= Train speed optimization =

A system that reduces the need for trains to brake and accelerate

Train speed optimization, also known as Zuglaufoptimierung, is a system that reduces the need for trains to brake and accelerate, resulting in smoother and more efficient operation.

While train speed optimization needs some technical infrastructure, it is more of an operational concept than a technical installation. One can relatively easily implement train speed optimization using for instance cab signalling (e.g. using ETCS), but the presence of a cab signalling system does not necessarily mean that it uses train speed optimization. Train speed optimization may also be implemented using conventional signalling.

==Conventional signal operation==
Usually, trains are allowed to run at the maximum speed the track allows until the distant signal of next occupied block. This is inefficient in many cases, because this way the train comes to a halt in front of the red signal and has to accelerate again from zero.
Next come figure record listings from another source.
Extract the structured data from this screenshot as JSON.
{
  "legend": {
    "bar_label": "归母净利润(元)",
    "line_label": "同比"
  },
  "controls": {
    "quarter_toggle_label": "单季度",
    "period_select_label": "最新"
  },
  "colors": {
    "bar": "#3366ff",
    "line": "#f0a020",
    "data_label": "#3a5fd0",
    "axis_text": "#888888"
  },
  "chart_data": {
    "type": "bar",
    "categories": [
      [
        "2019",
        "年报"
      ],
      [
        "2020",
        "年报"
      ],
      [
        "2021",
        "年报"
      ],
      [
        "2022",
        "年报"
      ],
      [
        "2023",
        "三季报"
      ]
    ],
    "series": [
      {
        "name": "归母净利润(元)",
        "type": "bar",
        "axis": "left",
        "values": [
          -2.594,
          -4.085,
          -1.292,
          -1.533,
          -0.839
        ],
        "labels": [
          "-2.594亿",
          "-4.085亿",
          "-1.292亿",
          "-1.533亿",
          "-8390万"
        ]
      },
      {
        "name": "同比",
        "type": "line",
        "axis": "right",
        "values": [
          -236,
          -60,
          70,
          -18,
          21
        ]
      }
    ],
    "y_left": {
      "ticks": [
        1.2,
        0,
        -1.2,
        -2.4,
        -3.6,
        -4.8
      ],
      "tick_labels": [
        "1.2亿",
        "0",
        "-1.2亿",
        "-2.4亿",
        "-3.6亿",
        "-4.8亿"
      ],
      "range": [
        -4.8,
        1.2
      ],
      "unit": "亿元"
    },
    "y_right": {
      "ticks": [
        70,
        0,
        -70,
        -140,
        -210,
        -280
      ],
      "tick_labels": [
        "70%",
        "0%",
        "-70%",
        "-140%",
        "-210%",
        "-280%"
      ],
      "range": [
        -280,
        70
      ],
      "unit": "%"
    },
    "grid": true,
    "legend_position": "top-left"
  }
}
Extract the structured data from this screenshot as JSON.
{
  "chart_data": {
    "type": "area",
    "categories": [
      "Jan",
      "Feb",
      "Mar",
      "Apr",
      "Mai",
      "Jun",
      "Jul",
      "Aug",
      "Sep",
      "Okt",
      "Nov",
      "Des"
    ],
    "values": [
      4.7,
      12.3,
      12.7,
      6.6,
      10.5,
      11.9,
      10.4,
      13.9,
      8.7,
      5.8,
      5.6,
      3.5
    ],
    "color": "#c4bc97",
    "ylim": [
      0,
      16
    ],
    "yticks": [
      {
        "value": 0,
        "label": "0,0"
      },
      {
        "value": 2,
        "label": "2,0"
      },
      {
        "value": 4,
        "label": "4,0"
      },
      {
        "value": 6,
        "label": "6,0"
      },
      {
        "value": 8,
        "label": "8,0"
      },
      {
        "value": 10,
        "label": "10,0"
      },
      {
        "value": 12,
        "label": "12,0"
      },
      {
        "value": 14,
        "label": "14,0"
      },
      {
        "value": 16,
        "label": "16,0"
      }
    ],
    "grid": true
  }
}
==Advantages using train speed optimization==
If the train slows down much earlier, given the right timing, it reaches the distant signal just when the home signal switches to green, and so does not need to stop. Thus, wear on the brakes is reduced and the train uses less energy. But the main reason, especially for trains that accelerate slowly, is that the train passes the home signal at high speed, compared to the conventional case where the train often has to accelerate from standstill. This effectively increases track capacity, because the time it takes for the train to run from the distant signal (that has just turned green) to the home signal is often much less than the time it takes for a train to accelerate from the home signal.

==Equipment==
For a train speed optimization system to work, it is necessary to have a signalling system which is capable of displaying several different speeds, for instance 40, 60, 90 km/h and the full line speed, which also requires a train protection system that is able to handle these cases (cab signalling may replace these installations). Further, the track must be equipped with inductive loops that detect the presence of trains with sufficient precision (or other means of detecting the positions of the trains). Finally a computer system is needed that is able to reasonably predict the movements of the trains for the next few minutes.

==Train speed optimization in practice==
The expensive and complicated installations usually only make sense for heavily used routes.

Swiss Federal Railways:
- Lenzburg-Killwangen (since 2000)
- Zurich-Altstetten
- Around Olten (installed 2004, current status unknown)
- Probably other places (Zürich S-Bahn?)